Cognitive dissonance

When I used to teach a general studies course called The Universe, it was my habit to make a ten-foot wide model of the Milky Way Galaxy on the classroom floor with a box of salt. (For dramatic effect, I asked the students to push back their desks, then began pouring the salt without a hint of what was coming.) Against the dark tiles, salt makes a pretty convincing galaxy.

But the best part of the demonstration came when we started discussing what was wrong with the model.

First, there were not nearly enough salt grains in a pound of salt to represent the number of stars in the galaxy (hundreds of billions). A back-of-the-envelope calculation and the students discovered to their amazement that I should actually have poured 10,000 boxes of salt on the floor!

Which led us to the second thing wrong with the model: the salt grains were way too big to be stars in a ten-foot galaxy. Another back-of-the-envelope calculation. If salt grains were Suns within a galaxy, they should be thousands of feet apart. To get everything into proportion, I should sprinkle my 10,000 boxes of salt out on a classroom floor that is nearly as big as the Moon's orbit.

Still, we had a bit of fun, and I know for a fact that the demonstration stuck.

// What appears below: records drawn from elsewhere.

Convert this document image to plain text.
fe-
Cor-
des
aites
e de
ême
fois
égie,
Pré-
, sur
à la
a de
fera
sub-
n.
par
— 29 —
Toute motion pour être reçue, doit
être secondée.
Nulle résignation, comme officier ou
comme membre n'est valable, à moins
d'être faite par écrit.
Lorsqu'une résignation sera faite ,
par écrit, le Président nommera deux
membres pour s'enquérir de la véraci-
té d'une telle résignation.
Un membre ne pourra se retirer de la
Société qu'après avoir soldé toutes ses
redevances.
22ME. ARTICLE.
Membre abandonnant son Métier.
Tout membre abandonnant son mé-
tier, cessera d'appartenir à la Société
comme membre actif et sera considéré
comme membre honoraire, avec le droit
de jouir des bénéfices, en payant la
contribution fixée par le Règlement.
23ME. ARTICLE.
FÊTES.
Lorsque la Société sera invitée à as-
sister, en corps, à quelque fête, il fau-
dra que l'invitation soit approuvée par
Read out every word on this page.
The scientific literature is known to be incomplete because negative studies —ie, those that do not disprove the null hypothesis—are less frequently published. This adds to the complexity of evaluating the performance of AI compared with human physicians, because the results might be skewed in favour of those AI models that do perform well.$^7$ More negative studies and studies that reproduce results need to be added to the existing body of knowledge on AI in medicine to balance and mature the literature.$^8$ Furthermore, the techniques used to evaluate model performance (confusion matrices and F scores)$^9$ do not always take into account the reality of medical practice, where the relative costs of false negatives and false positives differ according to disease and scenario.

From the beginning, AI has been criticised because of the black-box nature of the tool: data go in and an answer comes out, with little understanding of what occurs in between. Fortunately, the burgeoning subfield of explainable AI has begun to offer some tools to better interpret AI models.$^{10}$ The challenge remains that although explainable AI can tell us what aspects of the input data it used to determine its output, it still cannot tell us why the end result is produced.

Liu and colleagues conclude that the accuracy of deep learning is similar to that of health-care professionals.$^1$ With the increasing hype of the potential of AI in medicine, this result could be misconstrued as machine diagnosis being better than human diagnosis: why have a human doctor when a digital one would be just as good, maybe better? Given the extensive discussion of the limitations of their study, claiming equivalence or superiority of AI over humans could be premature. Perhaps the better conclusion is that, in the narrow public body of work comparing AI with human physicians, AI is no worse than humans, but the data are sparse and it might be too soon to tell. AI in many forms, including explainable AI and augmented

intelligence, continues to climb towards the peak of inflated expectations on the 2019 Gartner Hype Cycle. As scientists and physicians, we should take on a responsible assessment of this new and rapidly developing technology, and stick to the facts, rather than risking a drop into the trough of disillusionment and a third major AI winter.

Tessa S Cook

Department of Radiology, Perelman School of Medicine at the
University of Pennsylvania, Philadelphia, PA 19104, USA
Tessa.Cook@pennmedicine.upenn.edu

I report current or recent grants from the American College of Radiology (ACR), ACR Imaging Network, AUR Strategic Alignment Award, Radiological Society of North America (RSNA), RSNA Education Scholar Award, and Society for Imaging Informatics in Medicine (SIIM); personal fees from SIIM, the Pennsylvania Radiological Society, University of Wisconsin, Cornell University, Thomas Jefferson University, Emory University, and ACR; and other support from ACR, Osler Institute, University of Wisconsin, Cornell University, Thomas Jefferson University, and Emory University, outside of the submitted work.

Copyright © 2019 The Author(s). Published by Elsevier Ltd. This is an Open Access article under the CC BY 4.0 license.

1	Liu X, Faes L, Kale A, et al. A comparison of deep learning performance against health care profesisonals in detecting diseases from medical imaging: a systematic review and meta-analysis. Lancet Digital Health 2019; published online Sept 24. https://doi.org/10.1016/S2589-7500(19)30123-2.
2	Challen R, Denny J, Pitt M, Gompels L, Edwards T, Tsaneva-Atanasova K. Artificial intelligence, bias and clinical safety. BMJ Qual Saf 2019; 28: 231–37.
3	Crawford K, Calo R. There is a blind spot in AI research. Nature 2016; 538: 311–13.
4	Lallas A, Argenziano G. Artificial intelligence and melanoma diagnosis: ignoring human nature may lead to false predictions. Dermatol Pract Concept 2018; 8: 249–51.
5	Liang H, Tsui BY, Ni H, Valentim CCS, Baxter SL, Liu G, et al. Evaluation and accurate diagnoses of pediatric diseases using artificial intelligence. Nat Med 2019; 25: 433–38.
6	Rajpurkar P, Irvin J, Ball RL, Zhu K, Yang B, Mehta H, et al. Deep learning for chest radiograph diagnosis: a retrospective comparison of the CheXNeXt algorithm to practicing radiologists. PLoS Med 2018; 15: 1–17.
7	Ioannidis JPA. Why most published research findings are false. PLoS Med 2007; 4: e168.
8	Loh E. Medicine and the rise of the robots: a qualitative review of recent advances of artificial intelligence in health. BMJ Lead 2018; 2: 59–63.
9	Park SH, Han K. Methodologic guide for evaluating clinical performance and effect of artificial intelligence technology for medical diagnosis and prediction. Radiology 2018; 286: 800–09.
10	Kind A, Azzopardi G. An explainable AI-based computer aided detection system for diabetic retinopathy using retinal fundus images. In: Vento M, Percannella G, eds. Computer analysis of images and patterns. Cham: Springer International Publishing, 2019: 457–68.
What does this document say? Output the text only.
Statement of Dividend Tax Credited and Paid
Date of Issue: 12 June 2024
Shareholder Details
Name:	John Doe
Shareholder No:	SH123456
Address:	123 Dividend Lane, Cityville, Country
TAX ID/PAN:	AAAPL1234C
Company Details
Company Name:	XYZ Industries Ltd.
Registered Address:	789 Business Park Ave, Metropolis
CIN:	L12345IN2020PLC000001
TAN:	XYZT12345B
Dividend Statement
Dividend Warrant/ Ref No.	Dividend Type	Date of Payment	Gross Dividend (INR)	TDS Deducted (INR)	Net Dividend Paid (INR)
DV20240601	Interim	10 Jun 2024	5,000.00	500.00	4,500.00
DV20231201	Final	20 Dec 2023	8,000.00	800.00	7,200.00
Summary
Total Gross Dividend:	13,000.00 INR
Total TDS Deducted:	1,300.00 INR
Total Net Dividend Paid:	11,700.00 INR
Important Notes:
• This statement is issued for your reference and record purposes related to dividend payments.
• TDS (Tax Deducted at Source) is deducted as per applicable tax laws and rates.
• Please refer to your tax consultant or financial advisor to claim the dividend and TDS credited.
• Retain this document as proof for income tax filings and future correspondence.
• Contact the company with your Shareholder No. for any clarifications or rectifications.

I meet students from decades ago who say, "Remember the time you spilled salt on the floor?"

And now we have the Hubble Ultra Deep Field Photograph that shows galaxies as numerous as salt grains. To have as many galaxies as the Hubble potentially reveals I would need ten thousand boxes of salt, with each grain representing ten thousand boxes of "stars."

It's not easy to get one's mind around these things -- hundreds of billions of galaxies, each with hundreds of billions of stars. The difference between the universe revealed by modern astronomy and the universe of Dante's Divine Comedy is -- well, simply incommensurable. Few of us have taken aboard the implications of the new cosmology. Psychologically, we still live pretty much in the human-centered universe of Dante, watched over by a humanlike deity just up there in the Empyrean Sphere.